Deepak Bhatt, MD, director of Mount Sinai Fuster Heart Hospital, New York City, described the SELECT results as "altogether a compelling package of data."

"These results are even better than I had expected," Bhatt told theheart.org | Medscape Cardiology. "There is a significant reduction in MI as I had anticipated, but additionally, there is a reduction in all-cause death. One can debate the statistics, though on a common-sense level, I think it is a real finding," he noted.

"Given that MI, heart failure, nephropathy, and revascularization are all reduced, and even stroke is numerically lower, it makes sense that all-cause mortality would be reduced," he said. "To me, apart from the GI side-effects, this counts as a home run."

Steve Nissen, MD, chief academic officer at the Cleveland Clinic's Heart, Vascular and Thoracic Institute, was similarly upbeat.

"These data prove what many of us have long suspected — that losing weight can reduce cardiovascular morbidity and mortality. This is great news for patients living with obesity. The obesity epidemic is out of control," he added. "We need to have therapies that improve cardiovascular outcomes caused by obesity and this shows that semaglutide can do that. I think this is the beginning of a whole new era for patients with obesity."

Michelle O'Donoghue, MD, associate professor of medicine, Harvard Medical School, Boston, called the results of SELECT "both intriguing and compelling. Certainly, these findings lend further support to the use of semaglutide in a much broader secondary prevention population of individuals with obesity."

Christie Ballantyne, MD, director of the center for cardiometabolic disease prevention at Baylor College of Medicine, Houston, Texas, described the SELECT study as "a landmark trial which will change the practice of medicine in regard to how we treat obesity."

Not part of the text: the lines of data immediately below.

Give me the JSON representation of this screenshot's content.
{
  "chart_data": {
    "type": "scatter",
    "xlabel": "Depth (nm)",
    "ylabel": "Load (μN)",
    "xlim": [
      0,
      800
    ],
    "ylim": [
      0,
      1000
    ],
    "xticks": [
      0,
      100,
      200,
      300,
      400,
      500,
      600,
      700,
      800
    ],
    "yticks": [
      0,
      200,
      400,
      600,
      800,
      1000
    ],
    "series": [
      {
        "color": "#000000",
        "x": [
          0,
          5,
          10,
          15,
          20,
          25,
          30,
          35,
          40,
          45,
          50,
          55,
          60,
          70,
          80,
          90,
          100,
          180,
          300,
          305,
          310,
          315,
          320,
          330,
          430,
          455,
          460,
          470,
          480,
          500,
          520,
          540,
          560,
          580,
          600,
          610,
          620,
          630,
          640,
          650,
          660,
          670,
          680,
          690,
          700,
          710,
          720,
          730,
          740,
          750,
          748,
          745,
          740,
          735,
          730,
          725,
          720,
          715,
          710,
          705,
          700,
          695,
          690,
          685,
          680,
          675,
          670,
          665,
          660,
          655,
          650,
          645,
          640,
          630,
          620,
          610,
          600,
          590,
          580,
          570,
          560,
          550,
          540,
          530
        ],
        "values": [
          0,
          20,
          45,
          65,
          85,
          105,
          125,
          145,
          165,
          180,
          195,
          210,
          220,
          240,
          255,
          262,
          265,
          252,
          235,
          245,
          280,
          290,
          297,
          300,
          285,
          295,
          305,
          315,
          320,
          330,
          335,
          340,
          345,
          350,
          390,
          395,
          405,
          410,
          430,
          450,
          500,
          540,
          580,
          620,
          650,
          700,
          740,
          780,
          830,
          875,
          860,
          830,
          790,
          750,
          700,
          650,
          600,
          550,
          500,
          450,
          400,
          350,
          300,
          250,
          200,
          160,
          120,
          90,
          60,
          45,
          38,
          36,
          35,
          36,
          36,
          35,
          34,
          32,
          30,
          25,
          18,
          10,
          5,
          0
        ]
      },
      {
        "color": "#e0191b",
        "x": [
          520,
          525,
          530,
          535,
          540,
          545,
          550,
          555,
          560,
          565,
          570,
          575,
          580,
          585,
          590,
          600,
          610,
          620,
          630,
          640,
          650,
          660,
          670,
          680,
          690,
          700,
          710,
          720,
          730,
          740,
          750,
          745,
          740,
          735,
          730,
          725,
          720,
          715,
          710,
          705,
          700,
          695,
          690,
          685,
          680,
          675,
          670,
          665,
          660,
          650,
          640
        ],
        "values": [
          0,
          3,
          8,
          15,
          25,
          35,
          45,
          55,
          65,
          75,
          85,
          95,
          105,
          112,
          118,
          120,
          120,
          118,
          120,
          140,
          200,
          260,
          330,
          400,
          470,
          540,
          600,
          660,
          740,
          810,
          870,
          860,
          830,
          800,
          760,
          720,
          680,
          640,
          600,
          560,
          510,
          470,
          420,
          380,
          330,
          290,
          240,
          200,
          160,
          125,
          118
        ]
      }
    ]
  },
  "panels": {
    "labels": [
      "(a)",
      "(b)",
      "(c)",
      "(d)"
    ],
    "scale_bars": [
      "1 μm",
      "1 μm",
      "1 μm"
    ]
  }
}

He compared it to the landmark 4S trial in 1994, the first study in the area of cholesterol lowering therapy to show a clear benefit in reducing cardiovascular events and total mortality, and "began a drastic change in the way that physicians approached treatment of cholesterol."

On the more robust reduction in all cause death compared with cardiovascular death,

Ballantyne pointed out: "Adjudication of dead or alive is something that everyone gets right. In contrast, the cause of death is sometime difficult to ascertain. Most importantly, the benefit on total mortality also provides assurance that this therapy does not have some adverse effect on increasing noncardiovascular deaths."

Gastrointestinal Adverse Effects

On the side effects seen with semaglutide, Lincoff reported that 10% of patients in the semaglutide group discontinued treatment because of GI side effects vs 2% in the placebo arm. He said this was "an expected issue."